DESTIN DE FEMMES, Épisode 24, les malheurs de Rosalie

Il fallait l’avouer, ma situation n’était pas florissante, un gamin, un salaire de misère et un loyer à payer qui pour bas qu’il était, ne me laissait guère le loisir de manger à ma faim.

C’était le régime des pommes de terre au lard sans lard. Heureusement que nous avions tous un petit jardin et un poulailler.

Mais avec tout cela je n’avais guère le temps de baguenauder et de prendre soin de moi pour me trouver un bon mari. Donc comme une pie sans cervelle je ne me rendis point compte que mes règles avaient disparu et que je m’arrondissais un peu.

Bon dieu de poissarde, c’est à croire que dès que je voyais les affûtiaux d’un homme je tombais enceinte. Une seule fois, je m’étais laissée aller, ironie du sort se faire engrosser au mariage de sa mère. La question traditionnelle qu’on allait me poser, à savoir qui était le père, me taraudait aussi.

Je n’avais vu cet homme qu’une seule fois et je trouvais que ce n’était pas assez pour en faire un mari et un père, alors je me convainquis,  qu’il était préférable de taire son nom.

J’ai été prévenir ma mère, elle causait avec une souillon nommé Césarine et n’a jamais voulu que cette dernière s’en aille pour que je lui dise mon secret.

Elle avait compris que j’étais encore pleine,et que j’allais rejoindre le cercle très fermé des doubles filles mères.

Que voulez-vous qu’elle me dise?

-Dans la famille  Ruffier, je voudrais les malchanceuses

Avec mon gros ventre on m’embauchait plus, alors plus de travail plus rien à manger.

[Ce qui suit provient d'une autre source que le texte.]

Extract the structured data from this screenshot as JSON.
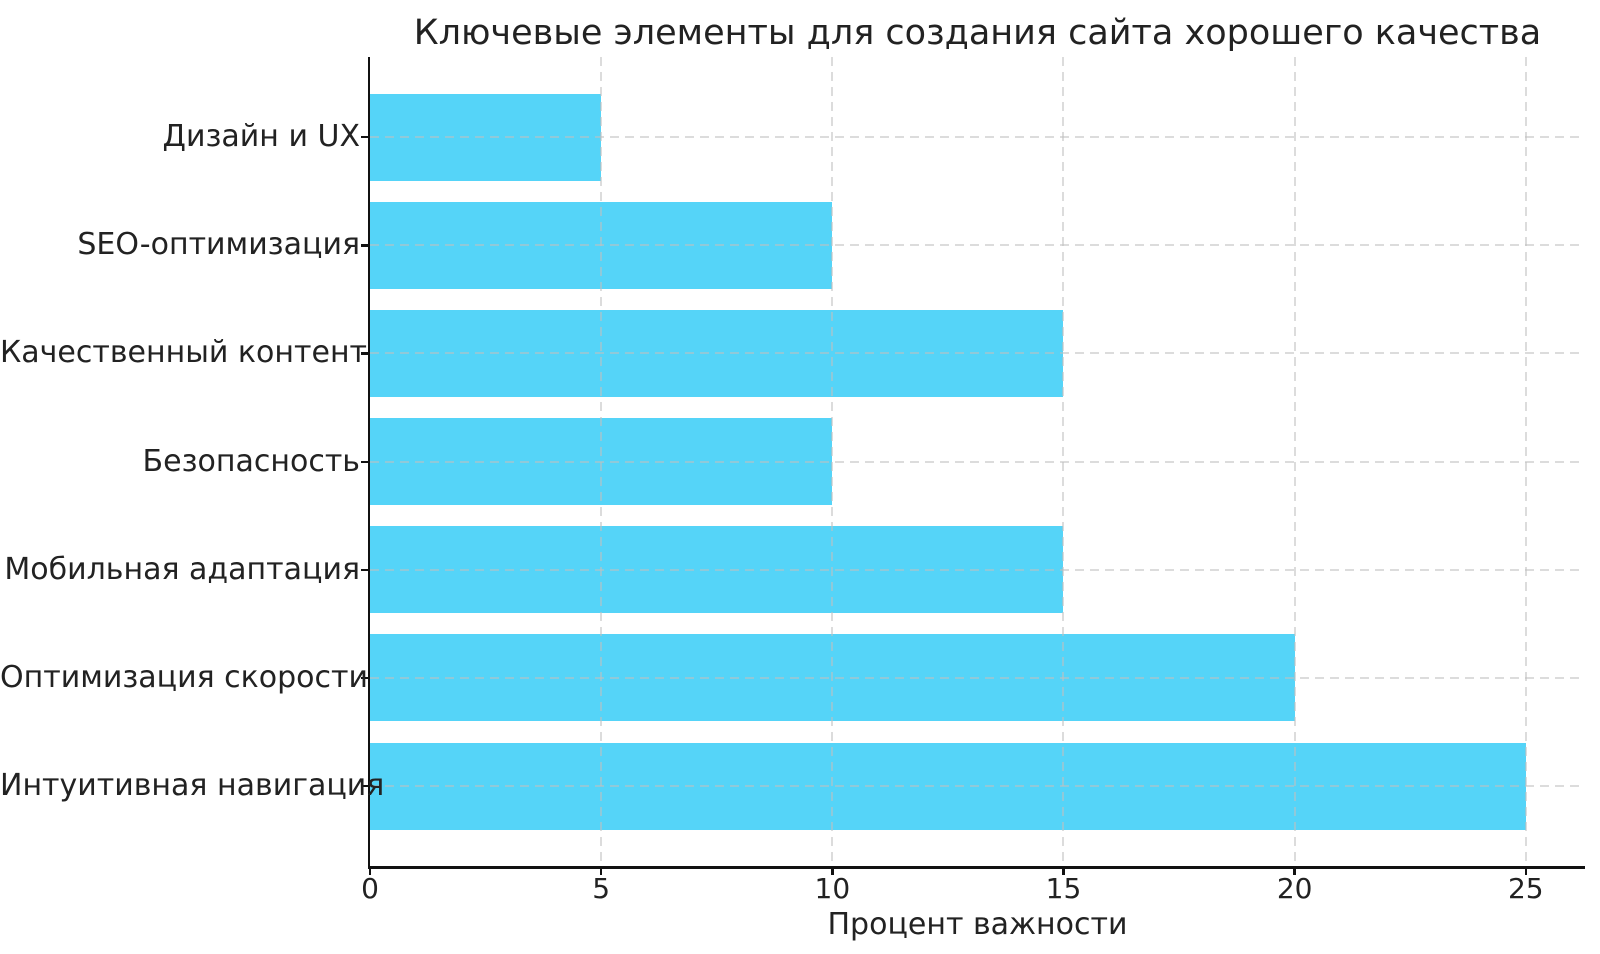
{
  "chart_data": {
    "type": "bar",
    "orientation": "horizontal",
    "title": "Ключевые элементы для создания сайта хорошего качества",
    "xlabel": "Процент важности",
    "ylabel": "",
    "categories": [
      "Дизайн и UX",
      "SEO-оптимизация",
      "Качественный контент",
      "Безопасность",
      "Мобильная адаптация",
      "Оптимизация скорости",
      "Интуитивная навигация"
    ],
    "values": [
      5,
      10,
      15,
      10,
      15,
      20,
      25
    ],
    "xticks": [
      0,
      5,
      10,
      15,
      20,
      25
    ],
    "xlim": [
      0,
      26.28
    ],
    "grid": "dashed",
    "legend": "none",
    "bar_color": "#55d4f8",
    "grid_color": "#c0c0c0",
    "axis_color": "#111111",
    "text_color": "#222222",
    "background": "#ffffff"
  }
}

Je fus obligée de me mettre à la colle avec un jeune bouvier, je ne l’aimais pas et je crois même qu’il me dégoûtait un peu. Pourtant habituée aux odeurs fortes des animaux ce jeune mâle en rut puait comme notre bon roi Henri et m’incommodait par son acre flagrance. Mais bon il me nourrissait moi et mon fils. Ce qui l’intéressait c’était mon cul il en profita tant que dame nature l’accepta.

Lorsque ma proéminence fut un frein aux joies de l’amour , enfin de la sienne, il m’abandonna me laissant le ventre creux.

D’expédient en expédient j’arrivais à terme et le 17 janvier 1846 assistée de maman j’accouchais sur ma triste paillasse pleine de vermines.

Étant un peu sous alimentée j’avais les mamelles plates et il me fallait trouver une nourrice. Je n’avais pas les moyens de la  payer. Le curé de la paroisse vint à mon secours car aucune villageoise ne voulait prêter ses nichons à une petite bâtarde. En chaire le dimanche suivant, son sermon rappela à toutes que même nés hors mariage les enfants étaient créatures de Dieu et qu’il serait péché mortel que de laisser crever et jeter au fumier cet enfant fusse-t’-il issu de la pire ignominie.

C’est une pauvresse qui un soir frappa à la porte et offrit à Désirée le nectar générateur de vie. C’était merveille à voir ,que cette forte paysanne dodue assise les deux tétons sortis nourrissant son petit et le mien. On en était devenues amies et bientôt on ne se quittait plus. Ne nous emballons pas, son homme mit le holà rapidement car mon petit bouvier profiteur en racontait de belles sur moi.

Je dus mettre ma fille au lait de vache, elle ne le supporta guère, vomissements, diarrhées et affaiblissement général car elle rejetait presque tout. Maman me dit de persévérer, devant le peu de choix qui s’offrait à moi j’ai continué.

Le Vingt huit novembre 1846 âgé de dix mois ma fille Rose rejoignait le carré des enfants dans un coin du cimetière.

Soyons franche et ce n’est pas trop chrétien ce que je vais dire mais je ne fus guère affectée.

La vie a repris le fardeau qu’elle m’avait déposé sur les épaules, comme je n’avais rien demandé je n’ai donc pas protesté lorsque dame nature me l’a retiré.

Je ne me considérais pas comme une mauvaise femme de penser cela, peut être aurais-je dû voir en cette privatisation de lait maternel une punition divine. Mais je n’étais pas assez imprégnée de religiosité pour me croire punie d’avoir relevé mon jupon une nuit d’ivresse au mariage de ma génitrice.

Bon avouons que la famille ne fut guère chanceuse, ma fille point encore décomposée que c’était mon beau père qui partait, une quinzaine s’était donc écoulée quand on vint me chercher pour me prévenir du drame.